04/09/2008 - Lu 484 fois
Caucase : Cheney en renfort, l’Ukraine vacille La crise du Caucase semble se «métastaser» vers les anciennes républiques de l’ex-Union soviétique. Les Américains jettent tout leur poids dans les Etats transcaucasiens, avec la tournée entamée hier du vice-président Dick Cheney, à partir de l’Azerbaïdjan. Les Russes, quant à eux, jouent à fond la carte de l’antagonisme ukrainien entre prooccidentaux et prorusses.

Hier, le président Viktor Iouchtchenko a annoncé le retrait de son parti de la coalition gouvernementale ; en même temps, il a accusé le Parlement de vouloir fomenter un coup d’Etat contre lui. Les protagonistes directs du conflit ont pour leur part annoncé la fermeture de leurs ambassades respectives à Moscou et à Tbilissi.
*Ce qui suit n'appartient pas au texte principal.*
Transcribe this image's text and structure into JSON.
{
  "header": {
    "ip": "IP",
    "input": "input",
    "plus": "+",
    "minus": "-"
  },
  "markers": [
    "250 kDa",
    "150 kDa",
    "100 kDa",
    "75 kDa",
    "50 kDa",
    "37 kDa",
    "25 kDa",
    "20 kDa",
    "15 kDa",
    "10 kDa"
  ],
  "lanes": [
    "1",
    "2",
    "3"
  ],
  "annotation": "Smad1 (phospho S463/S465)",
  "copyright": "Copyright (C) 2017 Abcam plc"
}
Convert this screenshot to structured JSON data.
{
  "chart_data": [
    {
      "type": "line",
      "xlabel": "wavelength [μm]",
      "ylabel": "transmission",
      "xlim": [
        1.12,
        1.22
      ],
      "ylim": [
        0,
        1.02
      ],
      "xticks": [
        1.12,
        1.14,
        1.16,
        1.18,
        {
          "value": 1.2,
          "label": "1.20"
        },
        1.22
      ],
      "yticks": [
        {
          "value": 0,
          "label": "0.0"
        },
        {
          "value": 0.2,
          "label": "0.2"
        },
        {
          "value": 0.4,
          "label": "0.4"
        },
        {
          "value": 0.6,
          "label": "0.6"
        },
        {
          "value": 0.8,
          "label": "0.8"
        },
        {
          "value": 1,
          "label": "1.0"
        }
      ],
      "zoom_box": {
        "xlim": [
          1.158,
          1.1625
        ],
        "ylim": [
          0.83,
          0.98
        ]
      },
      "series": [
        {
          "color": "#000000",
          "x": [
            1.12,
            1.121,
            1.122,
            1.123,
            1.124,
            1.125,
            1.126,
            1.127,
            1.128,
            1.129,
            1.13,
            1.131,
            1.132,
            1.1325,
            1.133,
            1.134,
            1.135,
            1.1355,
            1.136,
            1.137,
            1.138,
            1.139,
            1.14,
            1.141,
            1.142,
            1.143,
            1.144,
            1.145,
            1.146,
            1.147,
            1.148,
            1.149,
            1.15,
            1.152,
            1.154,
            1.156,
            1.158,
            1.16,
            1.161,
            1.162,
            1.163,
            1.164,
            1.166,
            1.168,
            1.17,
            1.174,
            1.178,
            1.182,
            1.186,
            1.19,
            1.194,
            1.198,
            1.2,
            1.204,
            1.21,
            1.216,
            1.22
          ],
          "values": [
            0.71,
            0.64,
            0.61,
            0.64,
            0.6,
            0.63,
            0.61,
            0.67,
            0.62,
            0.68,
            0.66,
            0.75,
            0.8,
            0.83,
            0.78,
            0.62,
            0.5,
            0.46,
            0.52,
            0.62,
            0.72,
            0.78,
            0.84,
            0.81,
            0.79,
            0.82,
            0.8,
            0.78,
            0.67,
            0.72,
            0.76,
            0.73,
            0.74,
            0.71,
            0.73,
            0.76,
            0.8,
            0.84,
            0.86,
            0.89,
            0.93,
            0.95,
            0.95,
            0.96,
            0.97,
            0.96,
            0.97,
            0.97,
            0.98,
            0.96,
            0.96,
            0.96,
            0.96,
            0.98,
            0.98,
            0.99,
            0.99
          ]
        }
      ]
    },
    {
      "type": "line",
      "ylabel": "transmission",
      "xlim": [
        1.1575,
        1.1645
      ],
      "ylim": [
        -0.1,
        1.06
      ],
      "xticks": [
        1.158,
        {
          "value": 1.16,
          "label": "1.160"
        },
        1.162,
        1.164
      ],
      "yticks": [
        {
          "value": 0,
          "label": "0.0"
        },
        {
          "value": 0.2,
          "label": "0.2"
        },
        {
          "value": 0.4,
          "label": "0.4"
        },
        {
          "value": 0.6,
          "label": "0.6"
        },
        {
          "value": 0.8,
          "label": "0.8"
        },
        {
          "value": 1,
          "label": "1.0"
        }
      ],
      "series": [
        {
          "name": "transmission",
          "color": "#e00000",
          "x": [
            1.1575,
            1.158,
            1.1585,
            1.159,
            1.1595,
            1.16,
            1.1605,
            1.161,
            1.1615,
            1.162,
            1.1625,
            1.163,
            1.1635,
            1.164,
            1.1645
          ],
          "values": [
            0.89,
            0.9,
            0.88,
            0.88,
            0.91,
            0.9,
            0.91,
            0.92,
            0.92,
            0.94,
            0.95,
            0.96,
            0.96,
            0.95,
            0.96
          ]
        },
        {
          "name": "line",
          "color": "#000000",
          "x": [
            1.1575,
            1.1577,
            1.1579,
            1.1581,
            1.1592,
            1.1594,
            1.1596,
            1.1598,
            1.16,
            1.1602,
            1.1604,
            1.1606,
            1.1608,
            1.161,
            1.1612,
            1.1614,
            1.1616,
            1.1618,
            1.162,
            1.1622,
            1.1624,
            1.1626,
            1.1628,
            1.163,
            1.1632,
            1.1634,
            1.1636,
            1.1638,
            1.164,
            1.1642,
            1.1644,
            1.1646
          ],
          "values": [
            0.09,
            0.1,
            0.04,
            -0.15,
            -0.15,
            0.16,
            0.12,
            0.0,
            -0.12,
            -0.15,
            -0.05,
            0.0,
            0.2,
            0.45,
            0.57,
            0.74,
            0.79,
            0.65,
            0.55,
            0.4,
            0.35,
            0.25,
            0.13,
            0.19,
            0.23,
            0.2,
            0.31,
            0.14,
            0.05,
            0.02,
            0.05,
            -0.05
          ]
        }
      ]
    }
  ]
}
C’est désormais officiel, l’ambassade de Russie à Tbilissi et celle de la Géorgie à Moscou ont cessé leurs activités à la suite de la rupture des relations diplomatiques entre les deux pays. «Depuis mardi, l’ambassade de Russie en Géorgie ne fonctionne plus. La section consulaire est également fermée en attendant des ordres de Moscou», a déclaré l’attaché de presse de l’ambassade, Alexander Savonov.

A Moscou, le chargé d’affaires géorgien, Givi Chougarov, a également annoncé la cessation des activités de la mission diplomatique géorgienne. «A partir de maintenant, notre ambassade cesse ses activités diplomatiques», a dit Givi Chougarov, tout en précisant que «le consulat de Géorgie continue à travailler comme d’habitude».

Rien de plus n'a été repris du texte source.